The differential between the large and small company tax rates is closing rapidly. But whereas it is the commonplace experience small companies in the UK (and their accountants) that those smaller companies pay tax at rates in proportion to profit that are often higher than the nominal rate noted on the graph, above, as chart 1 shows large companies are seeing their effective rates of corporation tax fall steadily so that in 2009 on a trend basis they were some 7% less than the headline rate, a situation that replicated the 2006 finding.

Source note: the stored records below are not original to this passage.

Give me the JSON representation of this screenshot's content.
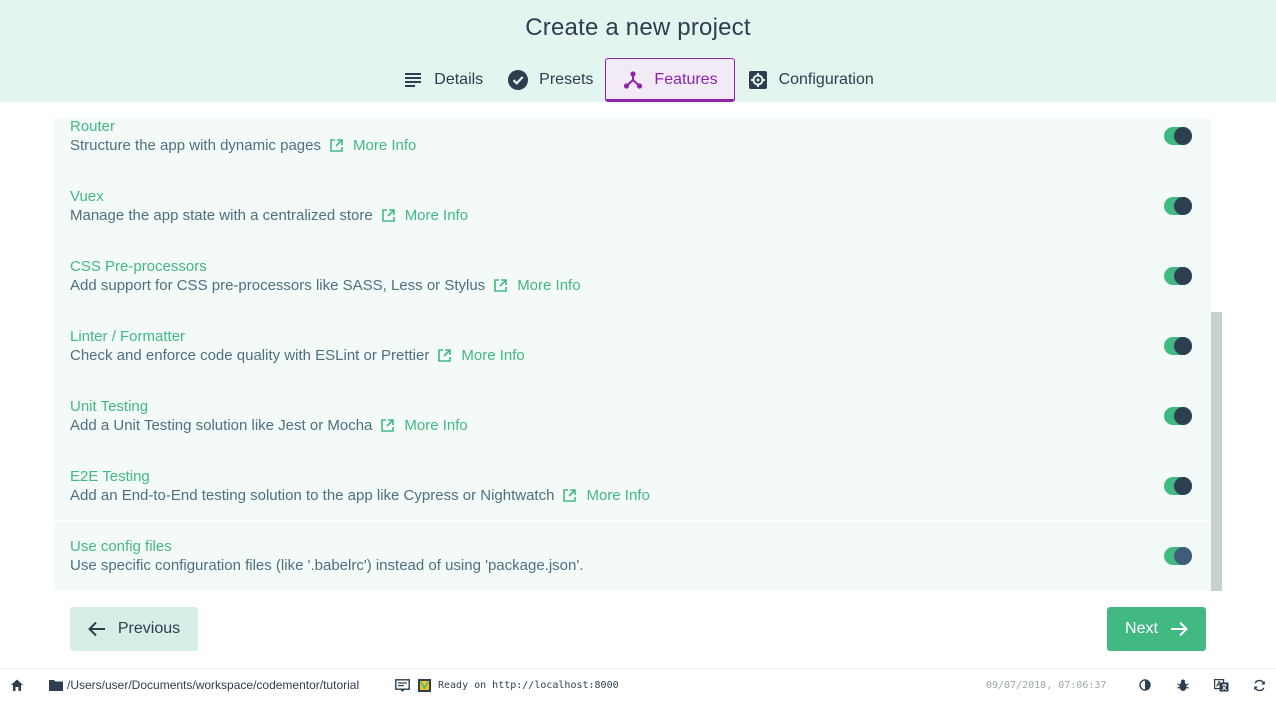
{
  "header": {
    "title": "Create a new project",
    "tabs": [
      {
        "label": "Details",
        "icon": "list-icon"
      },
      {
        "label": "Presets",
        "icon": "check-circle-icon"
      },
      {
        "label": "Features",
        "icon": "fork-icon",
        "active": true
      },
      {
        "label": "Configuration",
        "icon": "gear-icon"
      }
    ]
  },
  "features": [
    {
      "name": "Router",
      "description": "Structure the app with dynamic pages",
      "link": "More Info",
      "enabled": true
    },
    {
      "name": "Vuex",
      "description": "Manage the app state with a centralized store",
      "link": "More Info",
      "enabled": true
    },
    {
      "name": "CSS Pre-processors",
      "description": "Add support for CSS pre-processors like SASS, Less or Stylus",
      "link": "More Info",
      "enabled": true
    },
    {
      "name": "Linter / Formatter",
      "description": "Check and enforce code quality with ESLint or Prettier",
      "link": "More Info",
      "enabled": true
    },
    {
      "name": "Unit Testing",
      "description": "Add a Unit Testing solution like Jest or Mocha",
      "link": "More Info",
      "enabled": true
    },
    {
      "name": "E2E Testing",
      "description": "Add an End-to-End testing solution to the app like Cypress or Nightwatch",
      "link": "More Info",
      "enabled": true
    },
    {
      "name": "Use config files",
      "description": "Use specific configuration files (like '.babelrc') instead of using 'package.json'.",
      "enabled": true
    }
  ],
  "actions": {
    "previous_label": "Previous",
    "next_label": "Next"
  },
  "statusbar": {
    "path": "/Users/user/Documents/workspace/codementor/tutorial",
    "log": "Ready on http://localhost:8000",
    "datetime": "09/07/2018, 07:06:37"
  },
  "colors": {
    "accent": "#42b983",
    "active_tab": "#8e24aa",
    "header_bg": "#e4f5ef"
  }
}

Even if large companies’ effective tax rates, using current tax rules were to stabilise at about 21% as Chart 1 suggests possible, which is a figure 7% less than the headline rate, the effective tax rate of those companies will still fall over the next four years as the headline rate of corporation tax for large companies (alone) is cut in the UK, from 28% to 24%14. On this basis the prospect exists that by 2014 large companies will be paying corporation tax at no more than 17% on average whilst small companies will be paying corporation tax at 20%, or more. This means that for the first time in UK corporation tax history small companies will be asked to pay tax on a regular
basis at effective tax rates that are not just higher, but are significantly higher than those paid by large companies. What is more, those large companies will also be paying tax at effective rates lower than the marginal rate applied to the income of a majority of UK households. We will, in other words have a regressive UK corporation tax system.

This is important: small business in the UK plays a vital job in creating new employment, often at relatively low cost, and often as the precursor to economic recovery. And of course, most small businesses are run by self employed people paying income tax at the basic rate. We are not necessarily arguing that small business should have its tax rate cut: there are good reasons relating to tax avoidance why the rate of small company corporation tax in the UK should be pitched at least at the same level as the basic rate of income tax (or maybe higher) but we are pointing out that a fundamental inequality is being created in the UK economy which makes no sense at all. The tax system will be favouring large companies over small companies, and large companies over the self employed. It is hard to see how a more unequal and unfair playing field on which small business and its employees have to compete could have been created.